Edit: Here is an example Kubernetes configuration running DeepSeek-R1 on vLLM multi-host using LeaderWorkerSet https://github.com/kubernetes-sigs/wg-serving/blob/main/serv.... This work would be integrated into llm-d.

rdli•1y ago
This is really interesting. For SOTA inference systems, I've seen two general approaches:

* The "stack-centric" approach such as vLLM production stack, AIBrix, etc. These set up an entire inference stack for you including KV cache, routing, etc.

* The "pipeline-centric" approach such as NVidia Dynamo, Ray, BentoML. These give you more of an SDK so you can define inference pipelines that you can then deploy on your specific hardware.

It seems like LLM-d is the former. Is that right? What prompted you to go down that direction, instead of the direction of Dynamo?

qntty•1y ago
It sounds like you might be confusing different parts of the stack. NVIDIA Dynamo for example supports vLLM as the inference engine. I think you should think of something like vLLM as more akin to GUnicorn, and llm-d as an application load balancer. And I guess something like NVIDIA Dynamo would be like Django.
smarterclayton•1y ago
llm-d is intended to be three clean layers:

1. Balance / schedule incoming requests to the right backend

2. Model server replicas that can run on multiple hardware topologies

3. Prefix caching hierarchy with well-tested variants for different use cases

So it's a 3-tier architecture. The biggest difference with Dynamo is that llm-d is using the inference gateway extension - https://github.com/kubernetes-sigs/gateway-api-inference-ext... - which brings Kubernetes owned APIs for managing model routing, request priority and flow control, LoRA support etc.

rdli•1y ago
I would think that that the NVidia Dynamo SDK (pipelines) is a big difference as well (https://github.com/ai-dynamo/dynamo/tree/main/deploy/sdk/doc...), or am I missing something?
Kemschumam•1y ago
What would be the benefit of this project over hosting VLLM in Ray?
smarterclayton•1y ago
That's a good example - I can at least answer about why it's a difference: different target user.

As I understand the Dynamo SDK it is about simplifying and helping someone get started with Dynamo on Kubernetes.

From the user set we work with (large inference deployers) that is not a high priority - they already have mature deployment opinions or a set of tools that would not compose well with something like the Dynamo SDK. Their comfort level with Kubernetes is moderate to high - either they use Kubernetes for high scale training and batch, or they are deploying to many different providers in order to get enough capacity and need a standard orchestration solution.

llm-d focuses on helping achieve efficiency dynamically at runtime based on changing traffic or workload on Kubernetes - some of the things the Dynamo SDK encodes are static and upfront and would conflict with that objective. Also, large deployers with serving typically have significant batch and training and they are looking to maximize capacity use without impacting their prod serving.
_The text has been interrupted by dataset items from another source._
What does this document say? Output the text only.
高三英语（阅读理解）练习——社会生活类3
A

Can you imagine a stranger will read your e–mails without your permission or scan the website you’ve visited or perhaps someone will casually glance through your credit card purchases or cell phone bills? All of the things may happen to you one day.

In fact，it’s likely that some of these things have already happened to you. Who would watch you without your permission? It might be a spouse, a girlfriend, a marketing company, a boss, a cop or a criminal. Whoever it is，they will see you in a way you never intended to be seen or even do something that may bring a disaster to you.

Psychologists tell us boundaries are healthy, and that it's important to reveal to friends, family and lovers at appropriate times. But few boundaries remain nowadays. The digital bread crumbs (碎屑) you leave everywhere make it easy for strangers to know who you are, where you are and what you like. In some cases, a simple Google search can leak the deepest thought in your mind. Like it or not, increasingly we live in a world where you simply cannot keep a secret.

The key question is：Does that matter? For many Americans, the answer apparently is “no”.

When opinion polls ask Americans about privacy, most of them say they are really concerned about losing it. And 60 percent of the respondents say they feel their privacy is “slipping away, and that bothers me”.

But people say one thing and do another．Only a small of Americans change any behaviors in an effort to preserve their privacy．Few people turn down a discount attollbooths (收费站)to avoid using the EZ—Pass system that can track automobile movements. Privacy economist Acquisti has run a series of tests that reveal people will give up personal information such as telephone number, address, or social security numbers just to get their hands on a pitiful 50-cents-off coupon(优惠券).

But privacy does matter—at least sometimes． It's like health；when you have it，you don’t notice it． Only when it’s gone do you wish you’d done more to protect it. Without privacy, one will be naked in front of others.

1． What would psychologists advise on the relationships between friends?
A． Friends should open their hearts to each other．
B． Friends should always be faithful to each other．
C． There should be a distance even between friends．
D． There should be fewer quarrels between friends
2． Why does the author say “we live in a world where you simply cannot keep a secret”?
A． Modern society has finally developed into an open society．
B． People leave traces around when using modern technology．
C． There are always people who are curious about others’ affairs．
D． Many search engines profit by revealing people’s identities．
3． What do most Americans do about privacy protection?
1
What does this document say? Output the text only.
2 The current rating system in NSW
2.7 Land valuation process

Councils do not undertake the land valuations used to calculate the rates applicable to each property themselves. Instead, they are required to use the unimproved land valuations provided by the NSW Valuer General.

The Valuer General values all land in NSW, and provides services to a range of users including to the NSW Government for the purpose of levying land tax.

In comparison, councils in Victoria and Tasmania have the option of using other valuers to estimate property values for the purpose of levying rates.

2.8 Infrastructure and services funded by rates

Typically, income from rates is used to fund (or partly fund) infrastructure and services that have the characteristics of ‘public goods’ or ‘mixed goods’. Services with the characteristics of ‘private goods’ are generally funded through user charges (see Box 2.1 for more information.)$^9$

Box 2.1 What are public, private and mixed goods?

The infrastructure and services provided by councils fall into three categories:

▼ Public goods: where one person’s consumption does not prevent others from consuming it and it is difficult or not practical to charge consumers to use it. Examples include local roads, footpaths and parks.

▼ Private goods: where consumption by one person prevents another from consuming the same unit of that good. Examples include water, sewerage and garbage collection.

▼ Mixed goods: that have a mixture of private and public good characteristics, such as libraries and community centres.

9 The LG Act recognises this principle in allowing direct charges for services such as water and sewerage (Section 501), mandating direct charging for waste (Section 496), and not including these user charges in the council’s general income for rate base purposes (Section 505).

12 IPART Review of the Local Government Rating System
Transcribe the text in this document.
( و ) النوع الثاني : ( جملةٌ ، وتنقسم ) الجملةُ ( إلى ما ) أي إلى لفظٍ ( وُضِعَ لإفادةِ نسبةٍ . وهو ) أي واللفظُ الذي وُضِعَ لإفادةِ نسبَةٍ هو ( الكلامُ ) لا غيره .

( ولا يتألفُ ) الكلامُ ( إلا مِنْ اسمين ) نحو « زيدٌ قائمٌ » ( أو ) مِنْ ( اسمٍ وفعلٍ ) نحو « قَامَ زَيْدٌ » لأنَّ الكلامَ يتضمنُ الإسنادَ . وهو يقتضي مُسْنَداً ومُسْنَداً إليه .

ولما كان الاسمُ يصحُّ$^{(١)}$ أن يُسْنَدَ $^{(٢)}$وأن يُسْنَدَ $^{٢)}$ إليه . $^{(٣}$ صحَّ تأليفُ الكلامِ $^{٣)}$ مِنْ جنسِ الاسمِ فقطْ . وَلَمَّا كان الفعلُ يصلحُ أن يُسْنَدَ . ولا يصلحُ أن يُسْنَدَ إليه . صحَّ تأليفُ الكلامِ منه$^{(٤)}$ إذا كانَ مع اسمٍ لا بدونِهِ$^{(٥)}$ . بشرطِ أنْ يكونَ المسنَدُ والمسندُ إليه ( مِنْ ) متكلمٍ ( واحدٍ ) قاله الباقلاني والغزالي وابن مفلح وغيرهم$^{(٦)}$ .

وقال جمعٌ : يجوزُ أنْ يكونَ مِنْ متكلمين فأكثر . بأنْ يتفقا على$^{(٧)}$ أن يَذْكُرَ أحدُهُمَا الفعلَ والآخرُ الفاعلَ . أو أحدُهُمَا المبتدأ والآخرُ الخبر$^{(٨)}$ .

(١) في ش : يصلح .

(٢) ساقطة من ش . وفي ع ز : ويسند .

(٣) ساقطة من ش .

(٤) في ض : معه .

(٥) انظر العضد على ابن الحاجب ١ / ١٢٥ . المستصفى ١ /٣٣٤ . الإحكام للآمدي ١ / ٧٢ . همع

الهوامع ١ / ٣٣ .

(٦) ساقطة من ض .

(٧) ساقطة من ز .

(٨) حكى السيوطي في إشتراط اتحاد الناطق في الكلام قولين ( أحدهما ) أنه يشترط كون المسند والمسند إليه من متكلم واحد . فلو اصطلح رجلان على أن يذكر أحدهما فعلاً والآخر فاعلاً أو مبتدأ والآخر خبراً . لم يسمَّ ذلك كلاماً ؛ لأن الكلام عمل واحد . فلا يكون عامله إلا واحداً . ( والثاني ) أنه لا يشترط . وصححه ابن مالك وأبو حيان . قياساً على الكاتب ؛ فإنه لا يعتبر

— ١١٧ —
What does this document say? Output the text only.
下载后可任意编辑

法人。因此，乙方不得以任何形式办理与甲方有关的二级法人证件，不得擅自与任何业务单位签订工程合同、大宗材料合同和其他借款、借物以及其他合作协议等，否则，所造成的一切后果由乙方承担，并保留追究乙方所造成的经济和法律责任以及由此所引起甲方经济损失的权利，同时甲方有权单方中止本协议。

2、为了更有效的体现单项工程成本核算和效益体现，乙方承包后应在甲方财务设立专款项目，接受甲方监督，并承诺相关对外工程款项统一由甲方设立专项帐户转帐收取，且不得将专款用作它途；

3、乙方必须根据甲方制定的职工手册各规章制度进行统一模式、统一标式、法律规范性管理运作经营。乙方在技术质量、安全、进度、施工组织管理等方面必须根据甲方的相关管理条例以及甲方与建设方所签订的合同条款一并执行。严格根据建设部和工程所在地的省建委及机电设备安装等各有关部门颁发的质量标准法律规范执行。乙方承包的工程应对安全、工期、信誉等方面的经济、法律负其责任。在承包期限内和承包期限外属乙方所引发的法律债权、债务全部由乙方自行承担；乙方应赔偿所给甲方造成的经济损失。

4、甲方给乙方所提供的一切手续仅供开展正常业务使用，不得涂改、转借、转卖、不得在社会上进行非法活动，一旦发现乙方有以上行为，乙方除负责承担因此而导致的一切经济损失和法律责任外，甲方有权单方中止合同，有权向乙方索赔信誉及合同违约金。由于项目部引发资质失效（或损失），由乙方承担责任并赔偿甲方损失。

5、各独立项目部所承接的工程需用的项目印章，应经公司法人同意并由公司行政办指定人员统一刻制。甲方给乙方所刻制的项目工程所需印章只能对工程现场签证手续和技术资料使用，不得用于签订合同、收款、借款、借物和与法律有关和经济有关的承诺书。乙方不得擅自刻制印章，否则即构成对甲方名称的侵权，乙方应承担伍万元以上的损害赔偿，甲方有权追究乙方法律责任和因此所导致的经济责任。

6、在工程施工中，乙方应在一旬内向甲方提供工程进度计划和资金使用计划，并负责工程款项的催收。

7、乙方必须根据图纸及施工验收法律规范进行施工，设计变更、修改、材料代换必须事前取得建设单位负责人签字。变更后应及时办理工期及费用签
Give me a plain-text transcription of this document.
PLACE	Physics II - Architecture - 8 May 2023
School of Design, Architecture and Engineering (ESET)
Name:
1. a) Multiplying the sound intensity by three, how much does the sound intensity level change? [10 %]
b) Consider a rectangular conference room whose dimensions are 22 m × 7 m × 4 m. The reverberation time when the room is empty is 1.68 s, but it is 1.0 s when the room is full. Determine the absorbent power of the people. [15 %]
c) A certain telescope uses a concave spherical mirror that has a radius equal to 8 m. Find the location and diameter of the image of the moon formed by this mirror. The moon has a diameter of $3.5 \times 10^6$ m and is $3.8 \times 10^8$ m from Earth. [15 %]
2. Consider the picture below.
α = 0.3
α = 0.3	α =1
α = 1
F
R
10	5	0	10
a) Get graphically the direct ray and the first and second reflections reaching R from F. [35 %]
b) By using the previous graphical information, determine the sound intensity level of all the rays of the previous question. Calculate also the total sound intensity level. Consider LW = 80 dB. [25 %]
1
That requires the orchestrator to know about both workloads at some level - which Dynamo SDK would make more difficult.

rdli•1y ago
In this analogy, Dynamo is most definitely not like Django. It includes inference aware routing, KV caching, etc. -- all the stuff you would need to run a modern SOTA inference stack.
qntty•1y ago
You're right, I was confusing TensorRT with Dynamo. It looks like the relationship between Dynamo and vLLM is actually the opposite of what I was thinking -- Dynamo can use vLLM as a backend rather than vice versa.